Vanderbilt University Center for Digital Humanities and the Global Middle Ages Project is hosting a virtual panel on, “Multilingualism, Translation, Directionality in Global Medieval Digital Humanities,” which will take place on 16 October at 11:00am Central / 12:00pm Eastern / 4:00pm UTC.
New technologies allow us to experience the past more intimately than humans have ever been able to do before, and we can share our work more efficiently and completely than our predecessors could. But new problems arise, particularly as multi-national groups of scholars work on the histories and cultures of communities that lay claim to their own past and yet often cannot access the research results, often presented in English.
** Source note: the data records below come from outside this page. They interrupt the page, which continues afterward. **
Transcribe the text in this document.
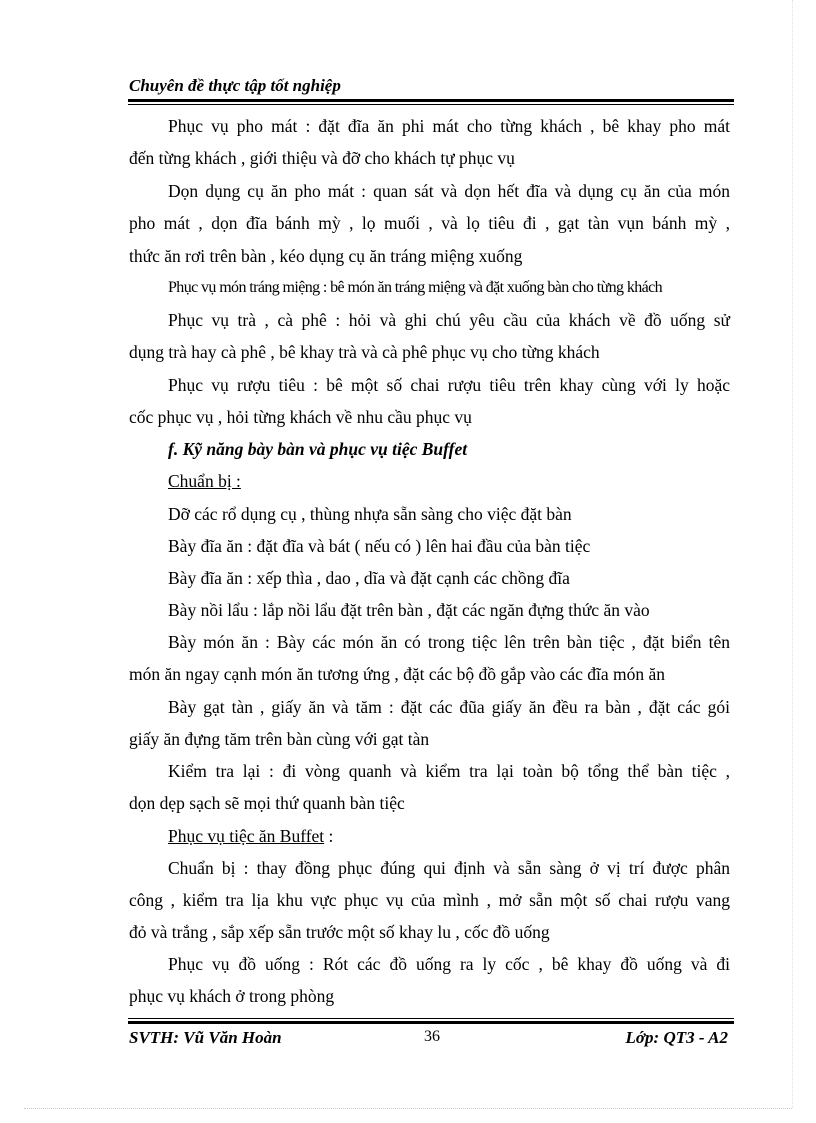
Chuyên đề thực tập tốt nghiệp
Phục vụ pho mát : đặt đĩa ăn phi mát cho từng khách , bê khay pho mát
đến từng khách , giới thiệu và đỡ cho khách tự phục vụ
Dọn dụng cụ ăn pho mát : quan sát và dọn hết đĩa và dụng cụ ăn của món
pho mát , dọn đĩa bánh mỳ , lọ muối , và lọ tiêu đi , gạt tàn vụn bánh mỳ ,
thức ăn rơi trên bàn , kéo dụng cụ ăn tráng miệng xuống
Phục vụ món tráng miệng : bê món ăn tráng miệng và đặt xuống bàn cho từng khách
Phục vụ trà , cà phê : hỏi và ghi chú yêu cầu của khách về đồ uống sử
dụng trà hay cà phê , bê khay trà và cà phê phục vụ cho từng khách
Phục vụ rượu tiêu : bê một số chai rượu tiêu trên khay cùng với ly hoặc
cốc phục vụ , hỏi từng khách về nhu cầu phục vụ
f. Kỹ năng bày bàn và phục vụ tiệc Buffet
Chuẩn bị :
Dỡ các rổ dụng cụ , thùng nhựa sẵn sàng cho việc đặt bàn
Bày đĩa ăn : đặt đĩa và bát ( nếu có ) lên hai đầu của bàn tiệc
Bày đĩa ăn : xếp thìa , dao , dĩa và đặt cạnh các chồng đĩa
Bày nồi lẩu : lắp nồi lẩu đặt trên bàn , đặt các ngăn đựng thức ăn vào
Bày món ăn : Bày các món ăn có trong tiệc lên trên bàn tiệc , đặt biển tên
món ăn ngay cạnh món ăn tương ứng , đặt các bộ đồ gắp vào các đĩa món ăn
Bày gạt tàn , giấy ăn và tăm : đặt các đũa giấy ăn đều ra bàn , đặt các gói
giấy ăn đựng tăm trên bàn cùng với gạt tàn
Kiểm tra lại : đi vòng quanh và kiểm tra lại toàn bộ tổng thể bàn tiệc ,
dọn dẹp sạch sẽ mọi thứ quanh bàn tiệc
Phục vụ tiệc ăn Buffet :
Chuẩn bị : thay đồng phục đúng qui định và sẵn sàng ở vị trí được phân
công , kiểm tra lịa khu vực phục vụ của mình , mở sẵn một số chai rượu vang
đỏ và trắng , sắp xếp sẵn trước một số khay lu , cốc đồ uống
Phục vụ đồ uống : Rót các đồ uống ra ly cốc , bê khay đồ uống và đi
phục vụ khách ở trong phòng
SVTH: Vũ Văn Hoàn	36	Lớp: QT3 - A2
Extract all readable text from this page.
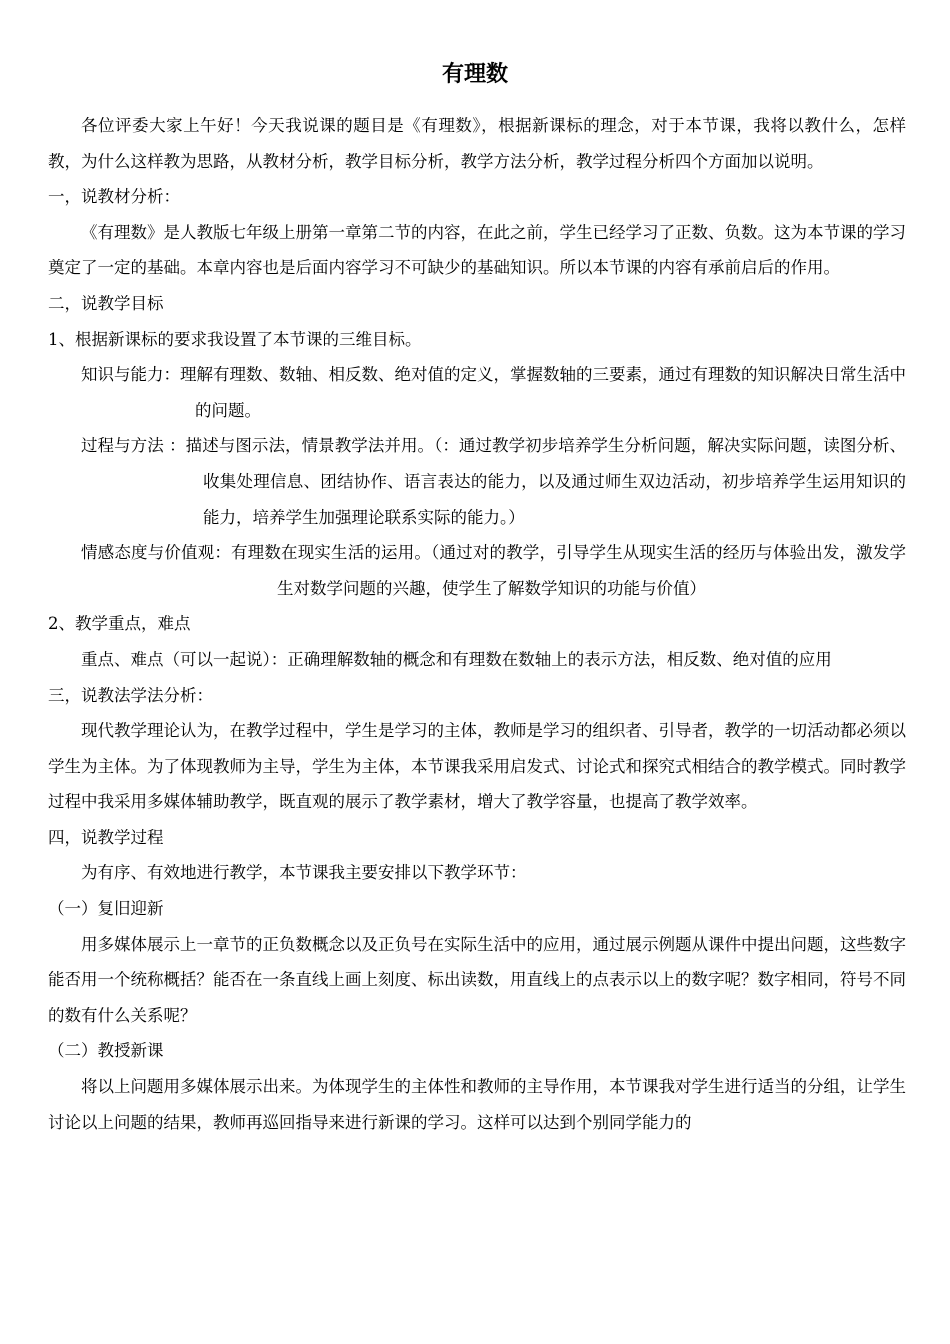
有理数

各位评委大家上午好！今天我说课的题目是《有理数》，根据新课标的理念，对于本节课，我将以教什么，怎样教，为什么这样教为思路，从教材分析，教学目标分析，教学方法分析，教学过程分析四个方面加以说明。

一，说教材分析：

《有理数》是人教版七年级上册第一章第二节的内容，在此之前，学生已经学习了正数、负数。这为本节课的学习奠定了一定的基础。本章内容也是后面内容学习不可缺少的基础知识。所以本节课的内容有承前启后的作用。

二，说教学目标

1、根据新课标的要求我设置了本节课的三维目标。

知识与能力：理解有理数、数轴、相反数、绝对值的定义，掌握数轴的三要素，通过有理数的知识解决日常生活中的问题。

过程与方法 ：描述与图示法，情景教学法并用。（：通过教学初步培养学生分析问题，解决实际问题，读图分析、收集处理信息、团结协作、语言表达的能力，以及通过师生双边活动，初步培养学生运用知识的能力，培养学生加强理论联系实际的能力。）

情感态度与价值观：有理数在现实生活的运用。（通过对的教学，引导学生从现实生活的经历与体验出发，激发学生对数学问题的兴趣，使学生了解数学知识的功能与价值）

2、教学重点，难点

重点、难点（可以一起说）：正确理解数轴的概念和有理数在数轴上的表示方法，相反数、绝对值的应用

三，说教法学法分析：

现代教学理论认为，在教学过程中，学生是学习的主体，教师是学习的组织者、引导者，教学的一切活动都必须以学生为主体。为了体现教师为主导，学生为主体，本节课我采用启发式、讨论式和探究式相结合的教学模式。同时教学过程中我采用多媒体辅助教学，既直观的展示了教学素材，增大了教学容量，也提高了教学效率。

四，说教学过程

为有序、有效地进行教学，本节课我主要安排以下教学环节：

（一）复旧迎新

用多媒体展示上一章节的正负数概念以及正负号在实际生活中的应用，通过展示例题从课件中提出问题，这些数字能否用一个统称概括？能否在一条直线上画上刻度、标出读数，用直线上的点表示以上的数字呢？数字相同，符号不同的数有什么关系呢？

（二）教授新课

将以上问题用多媒体展示出来。为体现学生的主体性和教师的主导作用，本节课我对学生进行适当的分组，让学生讨论以上问题的结果，教师再巡回指导来进行新课的学习。这样可以达到个别同学能力的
In addition, scholars commonly structure databases using English and do their coding in English. How does language use exclude certain communities, and what are best practices for language use in global digital projects? We will discuss techniques and unsolved problems in an effort to make recommendations for global medieval projects. This panel will bring together scholars working on global digital projects along with an expert in translation to talk about their perspectives on language use in global digital humanities projects.
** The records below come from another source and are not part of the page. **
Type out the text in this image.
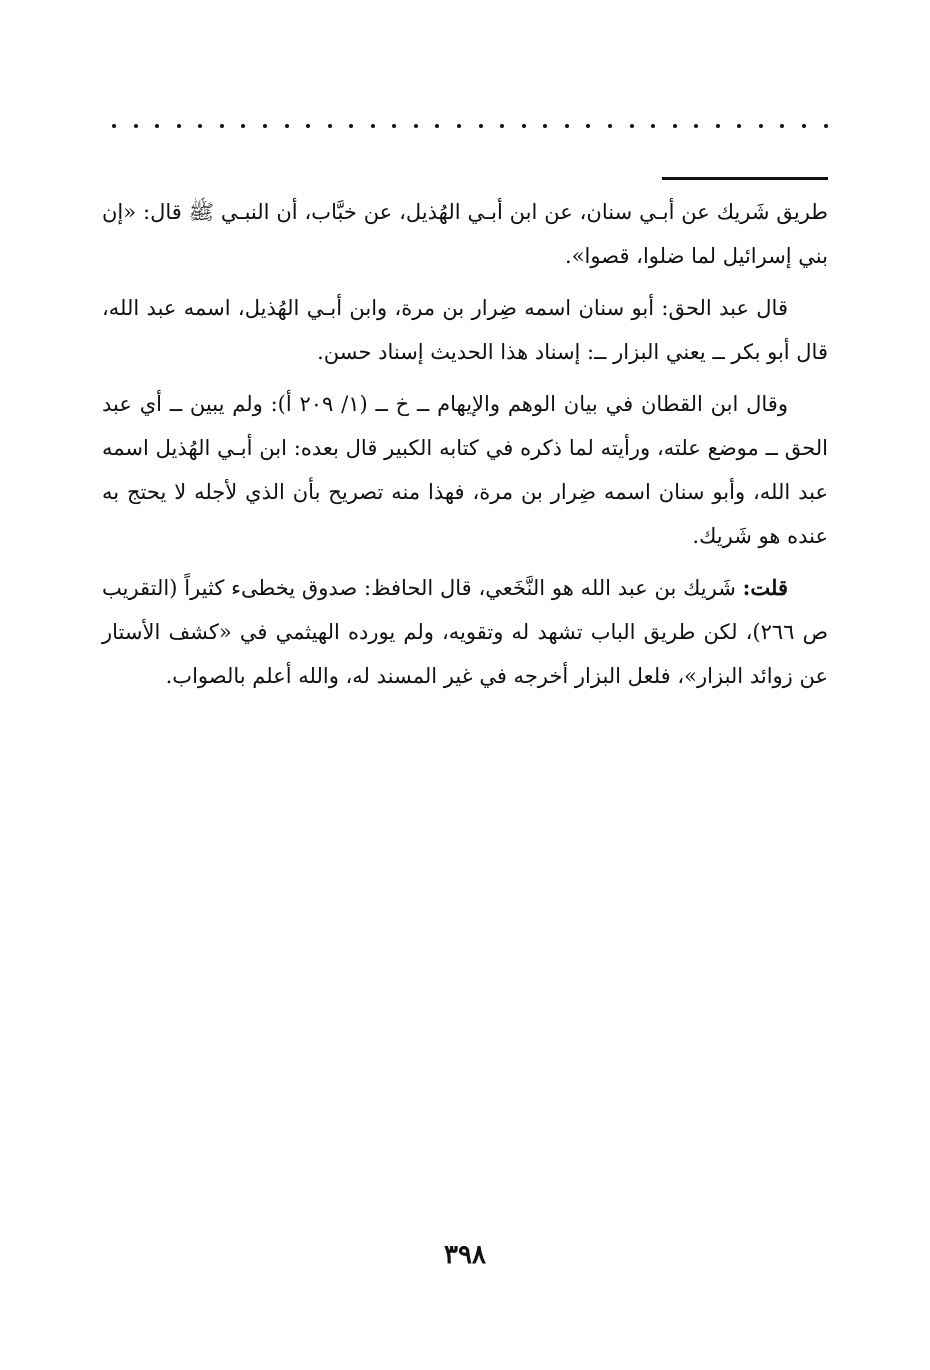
طريق شَريك عن أبـي سنان، عن ابن أبـي الهُذيل، عن خبَّاب، أن النبـي ﷺ قال: «إن بني إسرائيل لما ضلوا، قصوا».

قال عبد الحق: أبو سنان اسمه ضِرار بن مرة، وابن أبـي الهُذيل، اسمه عبد الله، قال أبو بكر ــ يعني البزار ــ: إسناد هذا الحديث إسناد حسن.

وقال ابن القطان في بيان الوهم والإيهام ــ خ ــ (١/ ٢٠٩ أ): ولم يبين ــ أي عبد الحق ــ موضع علته، ورأيته لما ذكره في كتابه الكبير قال بعده: ابن أبـي الهُذيل اسمه عبد الله، وأبو سنان اسمه ضِرار بن مرة، فهذا منه تصريح بأن الذي لأجله لا يحتج به عنده هو شَريك.

قلت: شَريك بن عبد الله هو النَّخَعي، قال الحافظ: صدوق يخطىء كثيراً (التقريب ص ٢٦٦)، لكن طريق الباب تشهد له وتقويه، ولم يورده الهيثمي في «كشف الأستار عن زوائد البزار»، فلعل البزار أخرجه في غير المسند له، والله أعلم بالصواب.

٣٩٨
- Zrinka Stahuljak, Professor of Comparative Literature and French, UCLA, and Director, UCLA Center for Medieval and Renaissance Studies – expertise in translation, interpreting, and multilingualism
- David Michelson, Associate Professor of the History of Christianity, Vanderbilt University – General editor of Syriaca.org and expertise in multi-national collaboration on digital projects with experience in establishing digital humanities standards for Semitic languages
- David Joseph Wrisley, Associate Professor of Digital Humanities, NYU Abu Dhabi – multitext alignment methods, multilingual/multidirectional language data, politics and practice of interface localization, machine learning medieval scripta, directionality in digital projects, unidirectional fallacy
- Roger Martinez-Davila, Associate Professor of History, University of Colorado – Colorado Springs – expertise in MOOCs, crowd-sourced research of manuscripts, virtual and augmented reality, and multi-national projects
- Solomon Gebreyes Beyene, Research Fellow, University of Hamburg – expertise in multi-national manuscript editing and annotating Gǝʾǝz texts using TEI/XML.
The conversation will be moderated by Lynn Ramey (Vanderbilt University) and Dorothy Kim (Brandeis University).